X-Git-Url: http://www.project-moonshot.org/gitweb/?p=shibboleth%2Fsp.git;a=blobdiff_plain;f=shibsp%2FServiceProvider.cpp;h=b3589489c2d5d71ae5ad43f46b69717ee3a38c18;hp=30e4423cc304d269532f262da2605717dc76aca5;hb=a0af8ed86ab481af4605daf5cf837fdaa4544bdd;hpb=ef5033b9317ef36b5e3b99679cf789e93d8b6654

diff --git a/shibsp/ServiceProvider.cpp b/shibsp/ServiceProvider.cpp
index 30e4423..b358948 100644
--- a/shibsp/ServiceProvider.cpp
+++ b/shibsp/ServiceProvider.cpp
@@ -163,6 +163,7 @@ void SHIBSP_API shibsp::registerServiceProviders()
 
 ServiceProvider::ServiceProvider()
 {
+    m_authTypes.insert("shibboleth");
 }
 
 ServiceProvider::~ServiceProvider()
@@ -266,16 +267,18 @@ pair<bool,long> ServiceProvider::doAuthentication(SPRequest& request, bool handl
         pair<bool,bool> requireSession = settings.first->getBool("requireSession");
         pair<bool,const char*> requireSessionWith = settings.first->getString("requireSessionWith");
 
-        // If no session is required AND the AuthType (an Apache-derived concept) isn't shibboleth,
+        string lcAuthType;
+        if (authType.first) {
+            while (*authType.second)
+                lcAuthType += tolower(*authType.second++);
+        }
+
+        // If no session is required AND the AuthType (an Apache-derived concept) isn't recognized,
         // then we ignore this request and consider it unprotected. Apache might lie to us if
         // ShibBasicHijack is on, but that's up to it.
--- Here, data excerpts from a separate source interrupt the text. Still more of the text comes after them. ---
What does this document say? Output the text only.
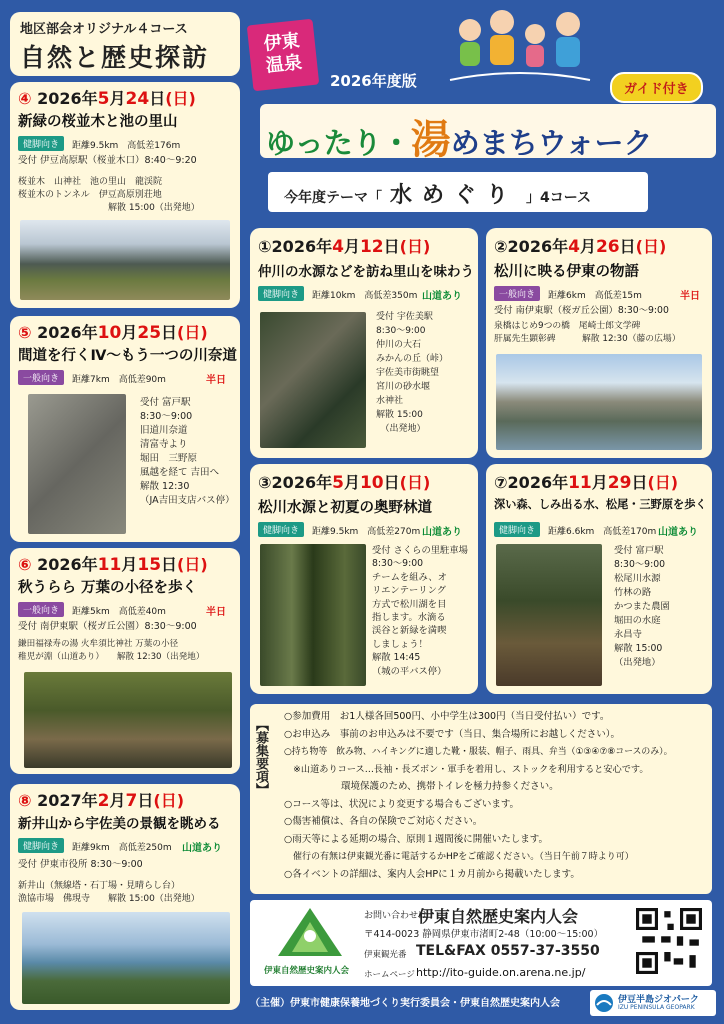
地区部会オリジナル４コース
自然と歴史探訪
伊東
温泉
2026年度版	ガイド付き
ゆったり・湯めまちウォーク
今年度テーマ「 水めぐり 」4コース
④ 2026年5月24日(日)
新緑の桜並木と池の里山
健脚向き	距離9.5km　高低差176m
受付 伊豆高原駅（桜並木口）8:40～9:20
桜並木　山神社　池の里山　龍渓院
桜並木のトンネル　伊豆高原別荘地
　　　　　　　　　　解散 15:00（出発地）
⑤ 2026年10月25日(日)
間道を行くⅣ～もう一つの川奈道
一般向き	距離7km　高低差90m	半日
受付 富戸駅
8:30～9:00
旧道川奈道
清富寺より
堀田　三野原
風越を経て 吉田へ
解散 12:30
（JA吉田支店バス停）
⑥ 2026年11月15日(日)
秋うらら 万葉の小径を歩く
一般向き	距離5km　高低差40m	半日
受付 南伊東駅（桜ガ丘公園）8:30～9:00
鎌田福禄寿の湯 火牟須比神社 万葉の小径
稚児が淵（山道あり）　　解散 12:30（出発地）
⑧ 2027年2月7日(日)
新井山から宇佐美の景観を眺める
健脚向き	距離9km　高低差250m 山道あり
受付 伊東市役所 8:30～9:00
新井山（無線塔・石丁場・見晴らし台）
漁協市場　佛現寺　　解散 15:00（出発地）
①2026年4月12日(日)
仲川の水源などを訪ね里山を味わう
健脚向き	距離10km　高低差350m 山道あり
受付 宇佐美駅
8:30～9:00
仲川の大石
みかんの丘（峠）
宇佐美市街眺望
宮川の砂水堰
水神社
解散 15:00
　（出発地）
②2026年4月26日(日)
松川に映る伊東の物語
一般向き	距離6km　高低差15m	半日
受付 南伊東駅（桜ガ丘公園）8:30～9:00
泉橋はじめ9つの橋　尾崎士郎文学碑
肝属先生顕彰碑　　　解散 12:30（藤の広場）
③2026年5月10日(日)
松川水源と初夏の奥野林道
健脚向き	距離9.5km　高低差270m 山道あり
受付 さくらの里駐車場
8:30～9:00
チームを組み、オ
リエンテーリング
方式で松川湖を目
指します。水滴る
渓谷と新緑を満喫
しましょう！
解散 14:45
（城の平バス停）
⑦2026年11月29日(日)
深い森、しみ出る水、松尾・三野原を歩く
健脚向き	距離6.6km　高低差170m 山道あり
受付 富戸駅
8:30～9:00
松尾川水源
竹林の路
かつまた農園
堀田の水庭
永昌寺
解散 15:00
（出発地）
【募集要項】
○参加費用　お1人様各回500円、小中学生は300円（当日受付払い）です。
○お申込み　事前のお申込みは不要です（当日、集合場所にお越しください）。
○持ち物等　飲み物、ハイキングに適した靴・服装、帽子、雨具、弁当（①③④⑦⑧コースのみ）。
　※山道ありコース…長袖・長ズボン・軍手を着用し、ストックを利用すると安心です。
　　　　　　環境保護のため、携帯トイレを極力持参ください。
○コース等は、状況により変更する場合もございます。
○傷害補償は、各自の保険でご対応ください。
○雨天等による延期の場合、原則１週間後に開催いたします。
　催行の有無は伊東観光番に電話するかHPをご確認ください。（当日午前７時より可）
○各イベントの詳細は、案内人会HPに１カ月前から掲載いたします。
伊東自然歴史案内人会
お問い合わせは
伊東自然歴史案内人会
〒414-0023 静岡県伊東市渚町2-48（10:00～15:00）
伊東観光番 TEL&FAX 0557-37-3550
ホームページ http://ito-guide.on.arena.ne.jp/
（主催）伊東市健康保養地づくり実行委員会・伊東自然歴史案内人会	伊豆半島ジオパーク
IZU PENINSULA GEOPARK
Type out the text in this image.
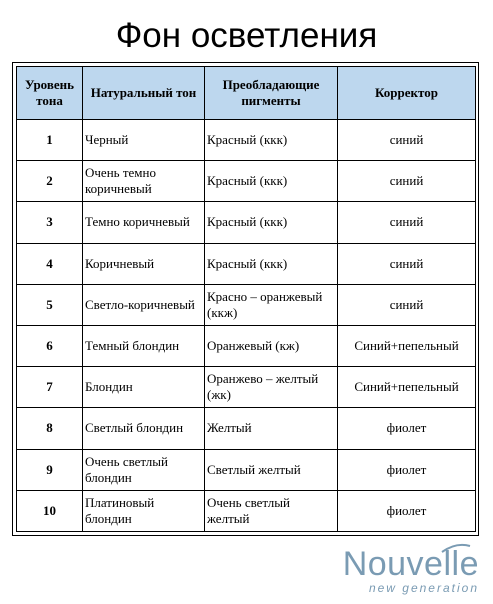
Фон осветления
Уровень тона	Натуральный тон	Преобладающие пигменты	Корректор
1	Черный	Красный (ккк)	синий
2	Очень темно коричневый	Красный (ккк)	синий
3	Темно коричневый	Красный (ккк)	синий
4	Коричневый	Красный (ккк)	синий
5	Светло-коричневый	Красно – оранжевый (ккж)	синий
6	Темный блондин	Оранжевый (кж)	Синий+пепельный
7	Блондин	Оранжево – желтый (жк)	Синий+пепельный
8	Светлый блондин	Желтый	фиолет
9	Очень светлый блондин	Светлый желтый	фиолет
10	Платиновый блондин	Очень светлый желтый	фиолет
Nouvelle
new generation
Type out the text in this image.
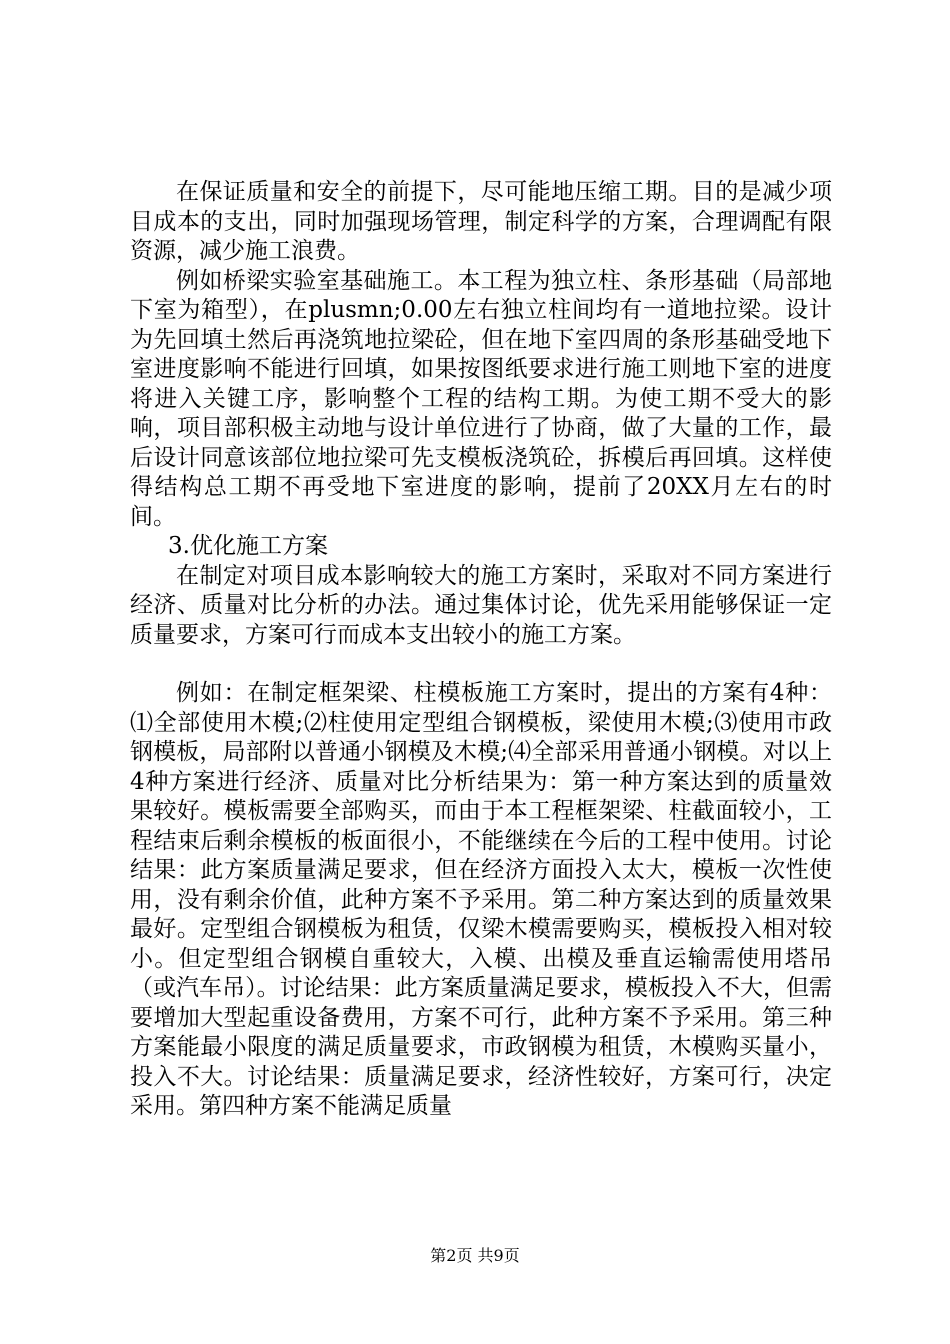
在保证质量和安全的前提下，尽可能地压缩工期。目的是减少项目成本的支出，同时加强现场管理，制定科学的方案，合理调配有限资源，减少施工浪费。

例如桥梁实验室基础施工。本工程为独立柱、条形基础（局部地下室为箱型），在plusmn;0.00左右独立柱间均有一道地拉梁。设计为先回填土然后再浇筑地拉梁砼，但在地下室四周的条形基础受地下室进度影响不能进行回填，如果按图纸要求进行施工则地下室的进度将进入关键工序，影响整个工程的结构工期。为使工期不受大的影响，项目部积极主动地与设计单位进行了协商，做了大量的工作，最后设计同意该部位地拉梁可先支模板浇筑砼，拆模后再回填。这样使得结构总工期不再受地下室进度的影响，提前了20XX月左右的时间。

3.优化施工方案

在制定对项目成本影响较大的施工方案时，采取对不同方案进行经济、质量对比分析的办法。通过集体讨论，优先采用能够保证一定质量要求，方案可行而成本支出较小的施工方案。

例如：在制定框架梁、柱模板施工方案时，提出的方案有4种：⑴全部使用木模;⑵柱使用定型组合钢模板，梁使用木模;⑶使用市政钢模板，局部附以普通小钢模及木模;⑷全部采用普通小钢模。对以上4种方案进行经济、质量对比分析结果为：第一种方案达到的质量效果较好。模板需要全部购买，而由于本工程框架梁、柱截面较小，工程结束后剩余模板的板面很小，不能继续在今后的工程中使用。讨论结果：此方案质量满足要求，但在经济方面投入太大，模板一次性使用，没有剩余价值，此种方案不予采用。第二种方案达到的质量效果最好。定型组合钢模板为租赁，仅梁木模需要购买，模板投入相对较小。但定型组合钢模自重较大，入模、出模及垂直运输需使用塔吊（或汽车吊）。讨论结果：此方案质量满足要求，模板投入不大，但需要增加大型起重设备费用，方案不可行，此种方案不予采用。第三种方案能最小限度的满足质量要求，市政钢模为租赁，木模购买量小，投入不大。讨论结果：质量满足要求，经济性较好，方案可行，决定采用。第四种方案不能满足质量

第2页 共9页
         if ((!requireSession.first || !requireSession.second) && !requireSessionWith.first &&
-#ifdef HAVE_STRCASECMP
-                (!authType.first || strcasecmp(authType.second,"shibboleth")))
-#else
-                (!authType.first || _stricmp(authType.second,"shibboleth")))
-#endif
-            return make_pair(true,request.returnDecline());
+                (!authType.first || m_authTypes.find(lcAuthType) == m_authTypes.end()))
+            return make_pair(true, request.returnDecline());
 
         // Fix for secadv 20050901
         clearHeaders(request);
@@ -315,7 +318,7 @@ pair<bool,long> ServiceProvider::doAuthentication(SPRequest& request, bool handl
             return initiator->run(request,false);
         }
 
-        request.setAuthType("shibboleth");
+        request.setAuthType(lcAuthType.c_str());
 
         // We're done.  Everything is okay.  Nothing to report.  Nothing to do..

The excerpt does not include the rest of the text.